All teens who head off to college do so with some anticipation, anxiety and fear of the unknown, along with excitement about the freedom this new environment has to offer.
But students with attention-deficit/hyperactivity disorder, or ADHD, often experience more stress and have more academic difficulties than other students, according to Children and Adults Attention-Deficit/Hyperactivity Disorder, a nonprofit that provides facts and information about ADHD.
If you are the parent of a child with ADHD, you probably began preparing for college when your child started kindergarten. You made sure they took everything they needed for the day at school, double-checked backpacks before they left for school and when they got home.
You also helped them with executive functions, the skills that enable us “to plan, focus attention, remember instructions, and juggle multiple tasks, successfully,” in the words of The Center for the Developing Child at Harvard University.
Every day you repeated, reminded, scheduled, comforted, consoled and helped them get up and start over, again.
As they progressed through the years, you tried to encourage them to become more independent academically and socially. They had a team – you, teachers, school nurses, perhaps a tutor or coach – all helping them navigate the challenges of ADHD.
So now what can you do to help with the transition to college?
Step 1: Make a plan for managing any ADHD or other medications at college.
It is imperative students understand the importance of being responsible for their medications. That means keeping them in a safe place and continuing to take them. There is a big risk of others stealing these medications for their own use or to sell. Students need to understand that sharing or selling prescribed ADHD or other medications is against the law and can result in serious consequences.
“The number of children who take ADHD medication and are approached with requests for their medication is extremely high,” said Dr. Martin L. Kutscher, PLLC, a pediatric behavioral neurologist in Rye Brook, N.Y., who is a specialist in the field of ADHD. “That happens in high school and certainly in college. I tell all my patients not to tell anyone they have these medications, and I also point out it’s a federal offense to give a controlled medication to a peer. It’s just as illegal as selling it to a stranger, for both parties.”

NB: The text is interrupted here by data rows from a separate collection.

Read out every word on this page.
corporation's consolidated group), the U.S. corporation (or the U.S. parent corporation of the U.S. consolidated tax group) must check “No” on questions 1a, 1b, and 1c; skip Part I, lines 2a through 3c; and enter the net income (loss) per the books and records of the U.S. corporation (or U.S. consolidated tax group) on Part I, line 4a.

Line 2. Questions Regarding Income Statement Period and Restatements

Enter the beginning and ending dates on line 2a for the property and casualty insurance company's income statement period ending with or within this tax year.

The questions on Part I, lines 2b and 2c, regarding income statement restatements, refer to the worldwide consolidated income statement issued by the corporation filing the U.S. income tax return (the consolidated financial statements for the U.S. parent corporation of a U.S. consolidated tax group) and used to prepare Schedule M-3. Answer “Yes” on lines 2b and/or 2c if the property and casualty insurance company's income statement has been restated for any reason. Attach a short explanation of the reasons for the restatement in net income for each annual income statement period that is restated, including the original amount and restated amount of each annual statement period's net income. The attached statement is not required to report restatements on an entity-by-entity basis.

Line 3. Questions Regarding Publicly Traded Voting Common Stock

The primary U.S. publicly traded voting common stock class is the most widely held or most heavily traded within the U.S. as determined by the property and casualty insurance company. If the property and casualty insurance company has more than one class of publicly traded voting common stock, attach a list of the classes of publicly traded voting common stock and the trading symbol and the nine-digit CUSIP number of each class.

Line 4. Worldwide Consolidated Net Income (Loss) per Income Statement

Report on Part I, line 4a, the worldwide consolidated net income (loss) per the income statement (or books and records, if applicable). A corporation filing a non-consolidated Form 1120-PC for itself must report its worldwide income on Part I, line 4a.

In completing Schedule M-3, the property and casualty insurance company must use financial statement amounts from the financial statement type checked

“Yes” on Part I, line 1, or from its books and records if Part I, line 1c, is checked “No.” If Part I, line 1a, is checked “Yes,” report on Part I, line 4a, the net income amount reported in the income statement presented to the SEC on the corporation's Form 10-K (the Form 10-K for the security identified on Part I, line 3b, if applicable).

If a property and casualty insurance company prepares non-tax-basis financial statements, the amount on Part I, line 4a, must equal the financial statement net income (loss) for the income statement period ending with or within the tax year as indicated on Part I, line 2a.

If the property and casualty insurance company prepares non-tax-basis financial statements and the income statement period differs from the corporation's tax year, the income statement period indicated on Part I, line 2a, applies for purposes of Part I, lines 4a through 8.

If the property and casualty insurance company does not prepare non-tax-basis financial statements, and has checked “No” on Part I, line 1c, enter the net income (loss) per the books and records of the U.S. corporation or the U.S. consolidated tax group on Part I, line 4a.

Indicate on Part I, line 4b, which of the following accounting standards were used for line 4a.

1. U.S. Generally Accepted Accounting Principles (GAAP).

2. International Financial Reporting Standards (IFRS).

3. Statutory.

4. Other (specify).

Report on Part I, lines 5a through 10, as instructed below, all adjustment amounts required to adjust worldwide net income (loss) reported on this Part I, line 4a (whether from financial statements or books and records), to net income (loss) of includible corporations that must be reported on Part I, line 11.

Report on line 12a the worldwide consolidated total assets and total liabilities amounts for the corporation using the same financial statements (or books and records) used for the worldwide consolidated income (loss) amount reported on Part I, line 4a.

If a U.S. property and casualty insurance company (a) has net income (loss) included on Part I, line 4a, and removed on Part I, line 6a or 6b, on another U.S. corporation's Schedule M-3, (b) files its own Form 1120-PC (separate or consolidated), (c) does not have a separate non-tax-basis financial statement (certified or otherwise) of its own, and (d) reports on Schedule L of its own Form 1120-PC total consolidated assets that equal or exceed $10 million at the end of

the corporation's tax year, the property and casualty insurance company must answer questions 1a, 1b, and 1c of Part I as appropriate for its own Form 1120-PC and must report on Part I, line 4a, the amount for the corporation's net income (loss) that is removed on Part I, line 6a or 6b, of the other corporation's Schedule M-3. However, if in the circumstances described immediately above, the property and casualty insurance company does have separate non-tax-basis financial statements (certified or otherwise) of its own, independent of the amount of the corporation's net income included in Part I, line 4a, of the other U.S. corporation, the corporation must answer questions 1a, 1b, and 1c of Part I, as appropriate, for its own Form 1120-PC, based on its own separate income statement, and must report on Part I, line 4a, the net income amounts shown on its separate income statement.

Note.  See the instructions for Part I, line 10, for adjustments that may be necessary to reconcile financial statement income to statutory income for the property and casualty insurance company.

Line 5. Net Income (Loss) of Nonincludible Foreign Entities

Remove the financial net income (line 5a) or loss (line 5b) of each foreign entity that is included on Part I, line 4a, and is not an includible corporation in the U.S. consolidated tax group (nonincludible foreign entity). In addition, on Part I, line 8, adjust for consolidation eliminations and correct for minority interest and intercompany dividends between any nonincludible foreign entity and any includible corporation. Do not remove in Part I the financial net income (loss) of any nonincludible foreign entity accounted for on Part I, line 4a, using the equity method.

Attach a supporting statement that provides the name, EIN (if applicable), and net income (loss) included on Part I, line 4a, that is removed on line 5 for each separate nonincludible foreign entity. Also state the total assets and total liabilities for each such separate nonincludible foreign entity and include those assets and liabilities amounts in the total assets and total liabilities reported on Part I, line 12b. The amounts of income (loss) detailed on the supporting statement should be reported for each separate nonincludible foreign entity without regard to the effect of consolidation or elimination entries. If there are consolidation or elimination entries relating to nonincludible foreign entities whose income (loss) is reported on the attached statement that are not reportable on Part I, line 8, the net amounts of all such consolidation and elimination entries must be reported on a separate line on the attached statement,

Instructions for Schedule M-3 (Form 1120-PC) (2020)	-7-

Step 2: Have a strategy for time management.
Among the other changes your teen can experience at college is the amount of free time; that can be a real challenge.

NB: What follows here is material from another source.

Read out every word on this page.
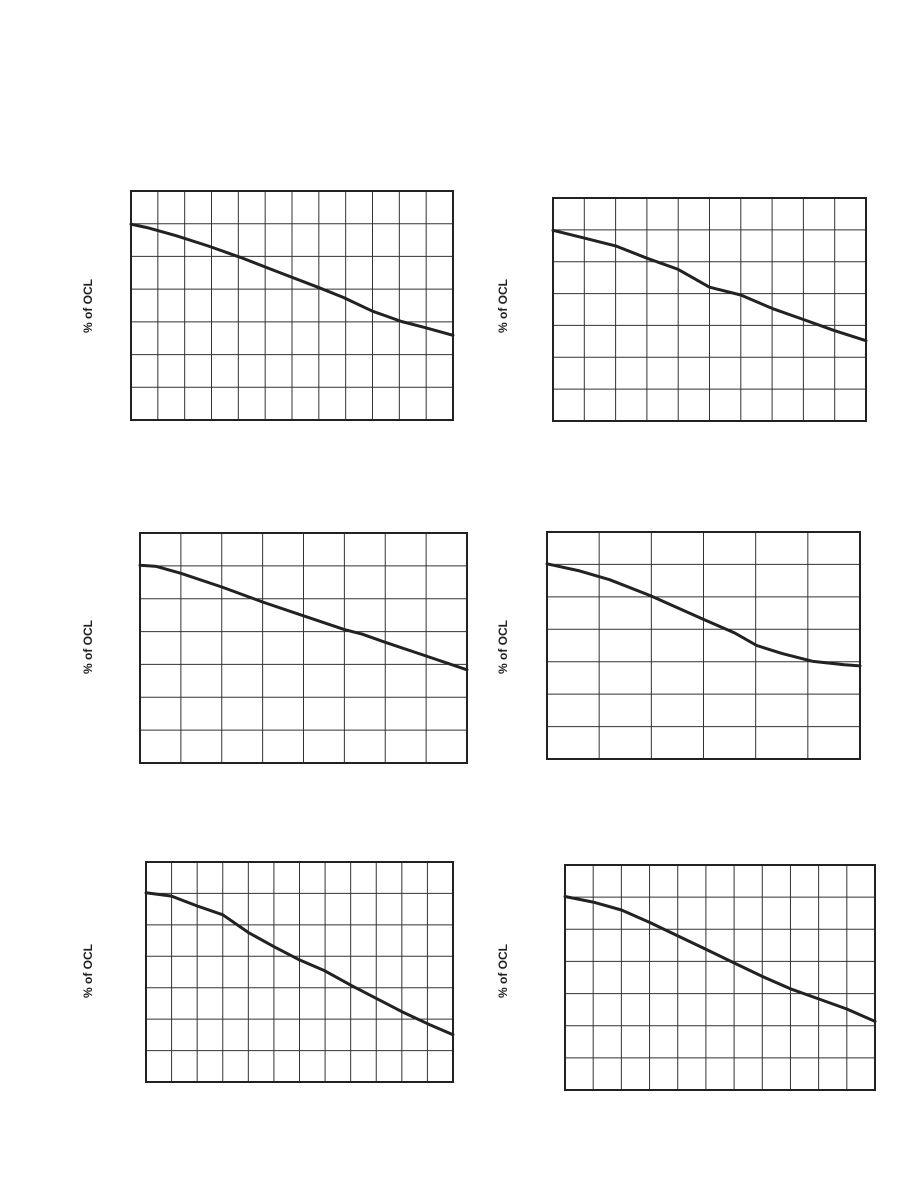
% of OCL	% of OCL
% of OCL	% of OCL
% of OCL	% of OCL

“When they get to college, they lose a lot of supervisory skills from the parents and the teachers,” said Kutscher. “They have a whole lot of free time, and when they have free time, they feel they have nothing to do.”

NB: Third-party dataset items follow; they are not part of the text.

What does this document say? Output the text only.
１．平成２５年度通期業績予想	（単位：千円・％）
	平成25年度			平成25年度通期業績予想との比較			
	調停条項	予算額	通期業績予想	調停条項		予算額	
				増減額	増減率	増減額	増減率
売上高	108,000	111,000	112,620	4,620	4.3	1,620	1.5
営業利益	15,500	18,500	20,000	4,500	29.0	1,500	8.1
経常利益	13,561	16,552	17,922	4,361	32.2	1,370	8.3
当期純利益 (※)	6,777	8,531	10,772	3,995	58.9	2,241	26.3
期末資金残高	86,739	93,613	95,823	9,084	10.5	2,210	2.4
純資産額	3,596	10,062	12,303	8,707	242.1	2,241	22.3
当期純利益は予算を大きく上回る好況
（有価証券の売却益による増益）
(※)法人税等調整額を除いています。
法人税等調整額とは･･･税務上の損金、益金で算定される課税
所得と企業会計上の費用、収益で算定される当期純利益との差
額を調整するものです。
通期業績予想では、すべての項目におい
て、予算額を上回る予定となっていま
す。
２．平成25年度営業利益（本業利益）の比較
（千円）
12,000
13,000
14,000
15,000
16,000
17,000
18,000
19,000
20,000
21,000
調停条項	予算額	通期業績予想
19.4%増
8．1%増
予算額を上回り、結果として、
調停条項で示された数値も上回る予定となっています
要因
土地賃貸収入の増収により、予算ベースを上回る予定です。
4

Without any backup, students with ADHD have problems with organization in college, Kutscher said.
“They don’t realize that they have a paper due in three weeks or three months and may also have finals the same week. It’s a Tuesday afternoon, and they should be doing some work on their paper, but they don’t have mom asking about the paper or reminding them when it is due.”
At home, practice college-readiness skills such as self-management, communication, setting personal goals and problem-solving, the National Resource Center on ADHD recommends. Research apps and other tools can help with organization and time management.
Step 3: Consider an organizational coach, also known as executive function coach or ADHD coach.
Start by making sure your student knows how to get help at college, from an ADHD coach or a learning center.
“Colleges are very much into self-advocacy, and the teen needs to learn to advocate for themselves,” said Kutscher. “The coaches not only teach the teen skills but they supervise how they are doing. ADHD is a disability, and it doesn’t go away overnight when you learn the skills. You have to be supervised to keep doing them.”
If your teen already has a coach at home, Kutscher recommends asking the coach to check in during the semester. If your student doesn’t have a coach, a connection should be made with a college coach before the start of the first semester. This can usually be done through the college’s learning center, which is available to all students.
Kutscher also recommends teens sign a Family Educational Rights and Privacy Act of 1974 (FERPA) waiver giving parents access to their academic records. When teens turn 18, they are considered adults. Post-secondary schools are only permitted to give out educational information such as grades, grade point average, academic transcript, academic warning, academic probation or discipline records to the student, not the parents. If your teen is willing to sign the waiver, then you will have access to this information.
If your student plans to request accommodations from the disabilities office, help them get comfortable talking about their issues, and make sure they understand the documentation, the National Resource Center on ADHD recommends.